Later that night he will pay his respects to the other trolls. Later he can rest his head on John’s shoulder and cry. Not now. John had explained the tradition to him, though it took the both of them quite a bit of fumbling and rephrasing to find terms that made sense. Karkat thinks he gets it now, though. There’s so much bad shit going on all the time, and sometimes they need to remind themselves that not everything in their lives is a completely terrible waste of energy right down to the molecular level.

“I’m thankful for Rose who tells me when I am being dumb, and I tell her when she is also. I’m thankful for Jade who helps me not hate Dave too much.”

For a while nobody else speaks. Then Dave pipes up, “Well? We’re waiting here.”

“I’m done,” Karkat grumbles.

“You forgot your shout out to the person who taught you the most important pieces of your vocabulary.”

“I’m thankful for all minutes Strider shuts his shit eating mouth and there is beautiful silence. Oh wait, the miracle never goddamn happen!”

John’s father frowns at him in disappointment, and Jade punches him in the shouler, but Dave’s brother is laughing. There’s no change in the younger Strider’s expression. “Well, um,” John giggles nervously, “I guess let’s dig in!”
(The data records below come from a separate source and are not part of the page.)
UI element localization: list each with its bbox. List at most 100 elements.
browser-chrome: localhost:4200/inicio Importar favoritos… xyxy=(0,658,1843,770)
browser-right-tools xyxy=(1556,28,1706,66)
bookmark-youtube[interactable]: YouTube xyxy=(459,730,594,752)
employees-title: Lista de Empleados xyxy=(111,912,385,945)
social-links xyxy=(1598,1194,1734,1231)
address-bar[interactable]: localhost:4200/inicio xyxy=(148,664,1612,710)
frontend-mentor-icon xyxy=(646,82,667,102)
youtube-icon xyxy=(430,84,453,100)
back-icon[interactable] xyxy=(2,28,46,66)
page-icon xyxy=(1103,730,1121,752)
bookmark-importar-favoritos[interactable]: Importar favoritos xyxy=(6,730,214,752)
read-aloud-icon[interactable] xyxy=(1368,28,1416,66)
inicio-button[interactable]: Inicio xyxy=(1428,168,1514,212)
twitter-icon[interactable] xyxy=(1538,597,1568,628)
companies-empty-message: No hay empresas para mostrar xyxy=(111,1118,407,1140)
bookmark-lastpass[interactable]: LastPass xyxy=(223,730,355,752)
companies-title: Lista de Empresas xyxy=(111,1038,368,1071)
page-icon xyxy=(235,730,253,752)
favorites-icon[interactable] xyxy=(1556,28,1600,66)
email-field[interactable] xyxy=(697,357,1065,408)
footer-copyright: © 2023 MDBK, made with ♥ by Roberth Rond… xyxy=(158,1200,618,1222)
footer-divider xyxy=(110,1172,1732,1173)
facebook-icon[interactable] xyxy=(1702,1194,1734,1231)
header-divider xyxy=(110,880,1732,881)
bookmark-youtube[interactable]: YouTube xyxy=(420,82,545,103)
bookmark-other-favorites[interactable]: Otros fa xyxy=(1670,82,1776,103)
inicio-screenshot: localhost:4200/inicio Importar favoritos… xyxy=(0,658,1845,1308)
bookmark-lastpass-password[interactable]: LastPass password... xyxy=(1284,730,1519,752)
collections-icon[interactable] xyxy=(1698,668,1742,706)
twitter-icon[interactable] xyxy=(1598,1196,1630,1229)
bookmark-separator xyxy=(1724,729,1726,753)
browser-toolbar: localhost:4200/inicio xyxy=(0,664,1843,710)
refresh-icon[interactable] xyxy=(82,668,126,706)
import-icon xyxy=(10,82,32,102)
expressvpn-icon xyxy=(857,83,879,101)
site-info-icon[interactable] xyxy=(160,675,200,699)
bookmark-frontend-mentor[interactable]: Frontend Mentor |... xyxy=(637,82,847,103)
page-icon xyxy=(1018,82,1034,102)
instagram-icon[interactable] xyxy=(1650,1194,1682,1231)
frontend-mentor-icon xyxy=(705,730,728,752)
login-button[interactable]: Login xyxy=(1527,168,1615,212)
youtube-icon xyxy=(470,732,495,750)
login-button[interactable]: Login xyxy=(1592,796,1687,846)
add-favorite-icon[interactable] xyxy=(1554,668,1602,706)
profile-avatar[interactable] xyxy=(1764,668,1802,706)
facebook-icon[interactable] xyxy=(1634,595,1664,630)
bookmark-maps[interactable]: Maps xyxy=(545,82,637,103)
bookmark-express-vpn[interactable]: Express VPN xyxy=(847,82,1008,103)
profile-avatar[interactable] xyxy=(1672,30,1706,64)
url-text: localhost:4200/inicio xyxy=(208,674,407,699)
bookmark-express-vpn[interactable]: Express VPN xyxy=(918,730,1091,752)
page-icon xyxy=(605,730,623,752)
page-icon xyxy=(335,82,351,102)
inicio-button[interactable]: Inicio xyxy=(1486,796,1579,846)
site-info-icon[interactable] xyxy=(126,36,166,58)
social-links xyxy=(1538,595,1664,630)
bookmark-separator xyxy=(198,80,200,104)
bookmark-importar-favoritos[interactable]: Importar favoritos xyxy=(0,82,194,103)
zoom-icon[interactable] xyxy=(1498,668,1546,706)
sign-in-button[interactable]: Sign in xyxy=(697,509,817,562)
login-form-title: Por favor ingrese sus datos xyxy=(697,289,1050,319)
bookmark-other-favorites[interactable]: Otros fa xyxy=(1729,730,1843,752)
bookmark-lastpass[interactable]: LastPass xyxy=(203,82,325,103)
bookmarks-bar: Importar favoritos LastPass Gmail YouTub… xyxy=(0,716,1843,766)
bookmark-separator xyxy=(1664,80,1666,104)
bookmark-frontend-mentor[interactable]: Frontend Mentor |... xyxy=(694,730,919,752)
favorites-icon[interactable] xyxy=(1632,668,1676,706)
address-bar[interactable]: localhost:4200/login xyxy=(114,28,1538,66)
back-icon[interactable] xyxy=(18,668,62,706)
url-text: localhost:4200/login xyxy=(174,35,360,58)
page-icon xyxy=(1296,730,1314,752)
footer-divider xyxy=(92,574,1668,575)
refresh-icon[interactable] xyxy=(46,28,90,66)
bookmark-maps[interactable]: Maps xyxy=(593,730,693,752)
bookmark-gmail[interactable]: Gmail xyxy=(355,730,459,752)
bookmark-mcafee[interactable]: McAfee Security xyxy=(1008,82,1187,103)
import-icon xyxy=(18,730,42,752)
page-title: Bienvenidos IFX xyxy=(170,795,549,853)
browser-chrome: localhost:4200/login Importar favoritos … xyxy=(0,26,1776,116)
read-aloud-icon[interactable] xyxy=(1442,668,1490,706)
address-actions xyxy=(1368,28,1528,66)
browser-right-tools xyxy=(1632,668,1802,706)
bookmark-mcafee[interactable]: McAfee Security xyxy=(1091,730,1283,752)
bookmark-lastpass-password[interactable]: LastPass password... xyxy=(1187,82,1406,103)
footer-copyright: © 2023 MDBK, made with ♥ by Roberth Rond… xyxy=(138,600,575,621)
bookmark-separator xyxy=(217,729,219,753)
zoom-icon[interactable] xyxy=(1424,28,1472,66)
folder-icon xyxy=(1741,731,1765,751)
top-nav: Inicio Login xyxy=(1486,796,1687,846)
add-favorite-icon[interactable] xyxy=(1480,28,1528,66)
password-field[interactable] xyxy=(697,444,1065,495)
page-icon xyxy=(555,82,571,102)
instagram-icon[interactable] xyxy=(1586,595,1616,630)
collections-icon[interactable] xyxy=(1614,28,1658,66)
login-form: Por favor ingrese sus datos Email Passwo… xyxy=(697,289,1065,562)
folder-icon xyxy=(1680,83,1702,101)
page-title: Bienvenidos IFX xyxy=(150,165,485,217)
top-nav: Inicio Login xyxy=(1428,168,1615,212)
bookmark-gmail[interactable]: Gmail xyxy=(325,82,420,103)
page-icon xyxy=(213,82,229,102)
When Karkat proceeds to do so, John taps him on the elbow and tries to say discreetly, “Start with just a little bit!”

Of course, Rose overhears. “Indeed, it would be a shame if you were to overtax your system and spend the rest of the night hunched over the toilet.”

Karkat shakes John’s hand off, scowls at Rose, and out of spite plops another spoonful of mashed potatoes onto his plate.

An hour later he is kneeling on the cool tile floor of the bathroom, John next to him rubbing circles on his back. He grips the rim of the toilet seat as his stomach churns with enough fury to make him wonder if he didn’t accidentally ingest a horrorterror.

On the plus side, Thanksgiving dinner tastes almost as good on the way up.